The classic lacking confidence chip shot is quite detrimental because we end up with a golfer that's leaning back at the point of impact, scooping and slowing down. This is a golfer that looks like they don't have any confidence in lifting the ball up onto the green. So they're trying to help it, the leaning back, to try to help the ball go up on the green. Because they are scared of thinning the ball or fatting the ball that's slowing down at the same time, very difficult to have confidence in a technique like that. Then you might feel that you're lacking in confidence with a lot of [Indiscernible] shots. But actually when you've got something like a 7-iron or a driver you can line yourself up to a relatively big target.

And just tell yourself to go after it. Going after it with a 7-iron or a driver just pretty much means pulling the trigger and you're not going to be slowing down. If I line up with my 7-iron, I assume that’s my target, and go after it.

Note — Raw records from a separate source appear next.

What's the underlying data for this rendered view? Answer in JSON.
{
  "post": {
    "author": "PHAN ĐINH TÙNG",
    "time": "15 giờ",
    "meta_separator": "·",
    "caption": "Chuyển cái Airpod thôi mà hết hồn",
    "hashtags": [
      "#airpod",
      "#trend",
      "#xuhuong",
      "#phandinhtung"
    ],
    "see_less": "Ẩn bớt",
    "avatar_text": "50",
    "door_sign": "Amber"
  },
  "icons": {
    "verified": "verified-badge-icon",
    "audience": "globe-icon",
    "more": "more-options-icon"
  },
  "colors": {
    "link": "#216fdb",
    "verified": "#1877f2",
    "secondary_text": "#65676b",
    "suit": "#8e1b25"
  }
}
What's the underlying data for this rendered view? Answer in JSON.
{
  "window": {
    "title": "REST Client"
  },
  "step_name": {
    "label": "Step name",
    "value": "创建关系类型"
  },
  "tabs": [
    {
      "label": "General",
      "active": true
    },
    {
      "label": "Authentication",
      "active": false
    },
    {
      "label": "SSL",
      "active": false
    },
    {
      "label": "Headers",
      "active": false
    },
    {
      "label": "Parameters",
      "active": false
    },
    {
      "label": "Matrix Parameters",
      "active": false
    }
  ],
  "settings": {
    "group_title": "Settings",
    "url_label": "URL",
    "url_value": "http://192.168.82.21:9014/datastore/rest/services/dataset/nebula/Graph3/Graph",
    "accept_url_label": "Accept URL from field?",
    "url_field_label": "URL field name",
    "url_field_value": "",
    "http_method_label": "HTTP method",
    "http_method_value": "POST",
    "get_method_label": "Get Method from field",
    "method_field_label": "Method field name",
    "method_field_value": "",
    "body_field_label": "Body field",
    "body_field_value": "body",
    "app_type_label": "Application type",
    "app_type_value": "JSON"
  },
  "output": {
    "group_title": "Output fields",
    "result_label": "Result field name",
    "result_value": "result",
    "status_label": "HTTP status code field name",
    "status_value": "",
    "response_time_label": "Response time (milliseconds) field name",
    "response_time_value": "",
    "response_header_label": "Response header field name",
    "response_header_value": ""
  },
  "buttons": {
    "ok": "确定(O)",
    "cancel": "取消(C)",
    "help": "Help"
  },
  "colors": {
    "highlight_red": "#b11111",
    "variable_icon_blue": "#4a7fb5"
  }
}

I'm going to hit the ball quite hard. I'm not going to be slowing down. The difficulty when chipping or pitching is often we're not hitting the ball hard. We're hitting the ball with a relatively short, more controlled action. But because it's a short, more controlled action, the classic thing is for the golfer to decelerate. So setting up to the ball here looking at my target, if I decelerate as I am hitting it, often I'll hit the ground heavy. I'll have a short follow-through, a bit of a sort of a yippy kind of follow-through.

And we don't use the ball really short into the ground in front of us. What we'd like to have as a golfer hitting through the ball is yes, we can have a short controlled swing, but we really want to be able to accelerate. So we have a short backswing, and then we accelerate on the way through. But because I was able to accelerate all the way through even though I take a nice divot, the divot comes largely after the golf ball. So I take the ball turf and the ball goes the relevant distance rather than slowing down and hitting the ball first. So by always accelerating and turning through the ball with great confidence, a better mindset should improve and hand up with better chipping technique.